Around the time of the war in the mid-19th Century, efforts went underway to popularize the traditions into a holiday, with public markings on nationally printed calendars, in magazines, and in newspapers. Ultimately, Halloween was recognized as an official holiday in the United States in 1937, but that didn’t stop the old puritanical arguments surrounding it. This time, those controversies even spread to the South.
By the 20th Century, the harmless pranks and mischief of the antebellum period became vandalism and destruction, particularly in urban areas where defacements grew past toilet papering trees. They even took on a night of their own: Devil’s or Mischief Night. It was around this time, as well, that religious bodies began increasingly to view the holiday as something aligned with paganism, evil, and devil worship, beliefs which some still hold today.
A 2003 release from the Baptist Press, issued by Southern Baptist Theological Seminary president Albert Mohler, talked of the “acute dangers” of the Halloween holiday, and that the day should “press upon the Christian conscience.”
Halloween, Mohler said, from his influential office in Louisville, Kentucky, has become a holiday “of cultural fascination with evil and the demonic.”
Unfortunately, this is not an uncommon belief, particularly among evangelicals.

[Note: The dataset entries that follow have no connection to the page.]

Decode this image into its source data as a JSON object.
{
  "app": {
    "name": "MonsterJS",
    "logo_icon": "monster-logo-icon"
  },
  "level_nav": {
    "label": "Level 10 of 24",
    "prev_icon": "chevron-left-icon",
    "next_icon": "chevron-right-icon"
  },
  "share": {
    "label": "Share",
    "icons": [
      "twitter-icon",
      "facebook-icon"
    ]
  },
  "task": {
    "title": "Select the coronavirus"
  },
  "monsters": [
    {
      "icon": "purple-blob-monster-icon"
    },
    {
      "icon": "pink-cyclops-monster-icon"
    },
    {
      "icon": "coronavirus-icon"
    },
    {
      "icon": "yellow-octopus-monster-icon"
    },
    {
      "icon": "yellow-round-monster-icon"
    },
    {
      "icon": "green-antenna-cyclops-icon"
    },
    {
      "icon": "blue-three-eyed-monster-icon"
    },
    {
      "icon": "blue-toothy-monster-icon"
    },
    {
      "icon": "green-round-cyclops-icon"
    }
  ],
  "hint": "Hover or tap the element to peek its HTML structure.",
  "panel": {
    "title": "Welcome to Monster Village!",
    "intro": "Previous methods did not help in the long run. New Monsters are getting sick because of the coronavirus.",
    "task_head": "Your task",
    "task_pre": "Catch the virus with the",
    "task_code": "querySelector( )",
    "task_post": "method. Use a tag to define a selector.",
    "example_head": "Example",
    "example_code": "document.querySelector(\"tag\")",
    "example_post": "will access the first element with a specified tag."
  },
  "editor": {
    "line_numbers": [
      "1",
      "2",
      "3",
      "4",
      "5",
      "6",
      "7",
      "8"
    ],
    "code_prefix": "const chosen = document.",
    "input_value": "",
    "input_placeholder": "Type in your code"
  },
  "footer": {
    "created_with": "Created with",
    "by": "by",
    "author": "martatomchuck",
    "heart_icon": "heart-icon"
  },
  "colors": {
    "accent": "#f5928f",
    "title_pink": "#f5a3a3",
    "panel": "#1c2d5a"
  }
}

Many churches, including the Anglicans who had kept Halloween alive in the American colonies, have chosen to re-focus on the night’s origins as the Christian All Saints Day, while other Protestant bodies have elected to ignore the day, rail against it from the pulpit (or the press release), or divert attention to a Reformation Day, remembering the Protestant Reformation (and, therefore, moving away from the holiday they still view as “too Catholic”). All this despite an admittance – even from Albert Mohler – that the holiday is becoming more and more commercial and secular. UNICEF has even focused fundraising attention on the day. Beginning in the 1950s, the organization started a campaign to involve youths in the efforts, collecting money for underprivileged children around the world.
It is, however, the children that make Halloween what it is, today. Costuming and trick-or-treating have grown to become family affairs, which, in many countries, they have always been. In the Medieval world of Britain and Ireland – the very people who brought the observance to the Americas – children and the poor would dress in costumes and go door-to-door, offering their prayers in exchange for food and treats. Despite the secularism seen from the modern holiday – Halloween is the United States’ second largest commercial holiday, profiting approximately $6.9 billion a year – these traditions hold Halloween’s ties to the Christian practices that brought it to American shores.